Postal worker refused accommodation to not work on Sabbath, fired

An appeal has been filed with the 3rd U.S. Circuit Court of Appeals by a former United States Postal Worker who lost his job when he resisted orders that would force him to work on his Sabbath, Sundays.

Officials with First Liberty Institute say the appeal was filed in the case involve Gerald E. Groff, who had held a USPS position in Pennsylvania for nearly a decade.

“It is unlawful for employers to discriminate against employees on the basis of religion,” said Hiram Sasser, of First Liberty. “The USPS should have recognized Gerald’s sincerely held belief that he must observe the Sunday Sabbath and granted him a religious exemption. We must protect the rights of every American to practice their faith without fear of losing their job.”

Other legal teams involved include Baker Botts LLP, the Church State Council, the Cornerstone Law Firm and the Independence Law Center.

Groff had started working at the Quarryville Post Office in Lancaster County in 2012, and was a Rural Carrier Associate.

He asked for a religious accommodation to observe Sunday Sabbath and it was granted.

“But when a conflict later arose between Groff’s duties as a mail carrier for USPS and his observance of the Sunday Sabbath, USPS offered only proposals that would still require Groff to work on Sundays and thereby violate his conscience,” First Liberty explained.

Groff sued after he was dismissed, and the district court claimed it was not necessary for a “reasonable accommodation” to eliminate the conflict causing the problem.

But the appeal explains, “Title VII required USPS to provide Groff a reasonable accommodation for his observance of the Sunday Sabbath, unless doing so would impose an undue hardship on USPS. In holding that a reasonable accommodation need not eliminate the conflict between work and religion, the district court embraced the wrong side of a circuit split that this court has not yet considered. Properly understood, Title VII requires that an accommodation eliminate the conflict between work and religion. This conclusion flows from the plain meaning of the word ‘accommodate,’ which conveys the need for effectiveness.

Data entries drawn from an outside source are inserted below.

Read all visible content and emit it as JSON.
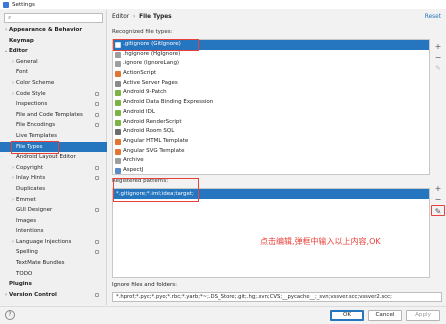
{
  "window": {
    "title": "Settings"
  },
  "search": {
    "icon": "search-icon",
    "value": ""
  },
  "sidebar": {
    "items": [
      {
        "label": "Appearance & Behavior",
        "bold": true,
        "arrow": "›",
        "level": 0
      },
      {
        "label": "Keymap",
        "bold": true,
        "arrow": "",
        "level": 0
      },
      {
        "label": "Editor",
        "bold": true,
        "arrow": "⌄",
        "level": 0
      },
      {
        "label": "General",
        "arrow": "›",
        "level": 1
      },
      {
        "label": "Font",
        "arrow": "",
        "level": 1
      },
      {
        "label": "Color Scheme",
        "arrow": "›",
        "level": 1
      },
      {
        "label": "Code Style",
        "arrow": "›",
        "level": 1,
        "cfg": true
      },
      {
        "label": "Inspections",
        "arrow": "",
        "level": 1,
        "cfg": true
      },
      {
        "label": "File and Code Templates",
        "arrow": "",
        "level": 1,
        "cfg": true
      },
      {
        "label": "File Encodings",
        "arrow": "",
        "level": 1,
        "cfg": true
      },
      {
        "label": "Live Templates",
        "arrow": "",
        "level": 1
      },
      {
        "label": "File Types",
        "arrow": "",
        "level": 1,
        "selected": true
      },
      {
        "label": "Android Layout Editor",
        "arrow": "",
        "level": 1
      },
      {
        "label": "Copyright",
        "arrow": "›",
        "level": 1,
        "cfg": true
      },
      {
        "label": "Inlay Hints",
        "arrow": "›",
        "level": 1,
        "cfg": true
      },
      {
        "label": "Duplicates",
        "arrow": "",
        "level": 1
      },
      {
        "label": "Emmet",
        "arrow": "›",
        "level": 1
      },
      {
        "label": "GUI Designer",
        "arrow": "",
        "level": 1,
        "cfg": true
      },
      {
        "label": "Images",
        "arrow": "",
        "level": 1
      },
      {
        "label": "Intentions",
        "arrow": "",
        "level": 1
      },
      {
        "label": "Language Injections",
        "arrow": "›",
        "level": 1,
        "cfg": true
      },
      {
        "label": "Spelling",
        "arrow": "",
        "level": 1,
        "cfg": true
      },
      {
        "label": "TextMate Bundles",
        "arrow": "",
        "level": 1
      },
      {
        "label": "TODO",
        "arrow": "",
        "level": 1
      },
      {
        "label": "Plugins",
        "bold": true,
        "arrow": "",
        "level": 0
      },
      {
        "label": "Version Control",
        "bold": true,
        "arrow": "›",
        "level": 0,
        "cfg": true
      }
    ]
  },
  "header": {
    "breadcrumb_parent": "Editor",
    "breadcrumb_sep": "›",
    "breadcrumb_current": "File Types",
    "reset_label": "Reset"
  },
  "recognized": {
    "label": "Recognized file types:",
    "items": [
      {
        "label": ".gitignore (GitIgnore)",
        "color": "#ffffff",
        "selected": true
      },
      {
        "label": ".hgignore (HgIgnore)",
        "color": "#9e9e9e"
      },
      {
        "label": ".ignore (IgnoreLang)",
        "color": "#9e9e9e"
      },
      {
        "label": "ActionScript",
        "color": "#e0762f"
      },
      {
        "label": "Active Server Pages",
        "color": "#8a8a8a"
      },
      {
        "label": "Android 9-Patch",
        "color": "#7cb342"
      },
      {
        "label": "Android Data Binding Expression",
        "color": "#7cb342"
      },
      {
        "label": "Android IDL",
        "color": "#7cb342"
      },
      {
        "label": "Android RenderScript",
        "color": "#7cb342"
      },
      {
        "label": "Android Room SQL",
        "color": "#6d6d6d"
      },
      {
        "label": "Angular HTML Template",
        "color": "#e0762f"
      },
      {
        "label": "Angular SVG Template",
        "color": "#e0762f"
      },
      {
        "label": "Archive",
        "color": "#9e9e9e"
      },
      {
        "label": "AspectJ",
        "color": "#5b8ac7"
      }
    ]
  },
  "patterns": {
    "label": "Registered patterns:",
    "items": [
      "*.gitignore;*.iml;idea;target;"
    ]
  },
  "annotation": "点击编辑,弹框中输入以上内容,OK",
  "ignore": {
    "label": "Ignore files and folders:",
    "value": "*.hprof;*.pyc;*.pyo;*.rbc;*.yarb;*~;.DS_Store;.git;.hg;.svn;CVS;__pycache__;_svn;vssver.scc;vssver2.scc;"
  },
  "buttons": {
    "add": "+",
    "remove": "−",
    "edit": "✎",
    "ok": "OK",
    "cancel": "Cancel",
    "apply": "Apply",
    "help": "?"
  }
}
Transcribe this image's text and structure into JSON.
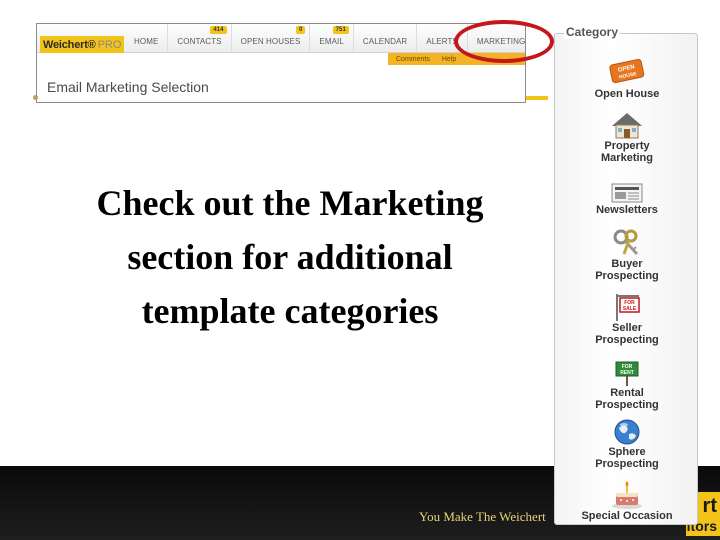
{
  "app": {
    "logo_main": "Weichert®",
    "logo_sub": "PRO",
    "nav": [
      {
        "label": "HOME",
        "badge": ""
      },
      {
        "label": "CONTACTS",
        "badge": "414"
      },
      {
        "label": "OPEN HOUSES",
        "badge": "0"
      },
      {
        "label": "EMAIL",
        "badge": "751"
      },
      {
        "label": "CALENDAR",
        "badge": ""
      },
      {
        "label": "ALERTS",
        "badge": ""
      },
      {
        "label": "MARKETING",
        "badge": ""
      }
    ],
    "subnav": [
      "Comments",
      "Help"
    ],
    "page_heading": "Email Marketing Selection"
  },
  "callout": {
    "line1": "Check out the Marketing",
    "line2": "section for additional",
    "line3": "template categories"
  },
  "category_panel": {
    "title": "Category",
    "items": [
      {
        "icon": "open-house-sign-icon",
        "label_lines": [
          "Open House"
        ]
      },
      {
        "icon": "house-icon",
        "label_lines": [
          "Property",
          "Marketing"
        ]
      },
      {
        "icon": "newspaper-icon",
        "label_lines": [
          "Newsletters"
        ]
      },
      {
        "icon": "keys-icon",
        "label_lines": [
          "Buyer",
          "Prospecting"
        ]
      },
      {
        "icon": "for-sale-sign-icon",
        "label_lines": [
          "Seller",
          "Prospecting"
        ]
      },
      {
        "icon": "for-rent-sign-icon",
        "label_lines": [
          "Rental",
          "Prospecting"
        ]
      },
      {
        "icon": "globe-icon",
        "label_lines": [
          "Sphere",
          "Prospecting"
        ]
      },
      {
        "icon": "cake-icon",
        "label_lines": [
          "Special Occasion"
        ]
      }
    ],
    "open_house_sign_text": "OPEN HOUSE",
    "for_sale_sign_text": "FOR SALE",
    "for_rent_sign_text": "FOR RENT"
  },
  "footer": {
    "tagline": "You Make The Weichert",
    "logo_line1": "rt",
    "logo_line2": "ltors"
  },
  "colors": {
    "brand_yellow": "#f2c318",
    "highlight_red": "#c4161c",
    "footer_dark": "#111111"
  }
}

A proposed ‘accommodation’ that leaves the religious conflict festering is no accommodation at all.”

The problem arose when the USPS, under a special agreement with Amazon, ordered its employees to start working on Sundays to make those deliveries.

The appeal notes that, “American law and culture have long respected the idea of taking a day of rest from work,” and noted even the Constitution itself reflects that concept, giving the president “10 days (Sundays excepted)’ to decide whether to veto a bill.

However, when the USPS implemented its changed schedules, its only offerings to Groff were to work on Sunday, or work on Sunday.

“USPS signed a contract to deliver packages for … including on Sundays. As an evangelical Christian within the Protestant tradition, Groff observed Sunday as the Sabbath. Groff sincerely believes he is obligated to refrain from work on the Sunday Sabbath, including his USPS work responsibilities,” the appeal explains.

While the scheduling options gave the managers great flexibility, “Quarryville Postmaster Wright informed … him that he would need to work on Sundays for find another job.”

Groff then transferred to a different station which was not involved in Sunday deliveries, but shortly later, that process was launched yet again.

Eventually, none of the options offered by the USPS addressed the problem, and Groff was out of work. Further, “This is not a case where USPS could not accommodate Groff,” the appeal said.

That’s because it initially accommodated Groff “without undue hardship,” but then changed is practices.

On the issue, the Supreme Court has defined accommodation as “allowing the plaintiff to engage in her religious practice despite the employer’s normal rules to the contrary.”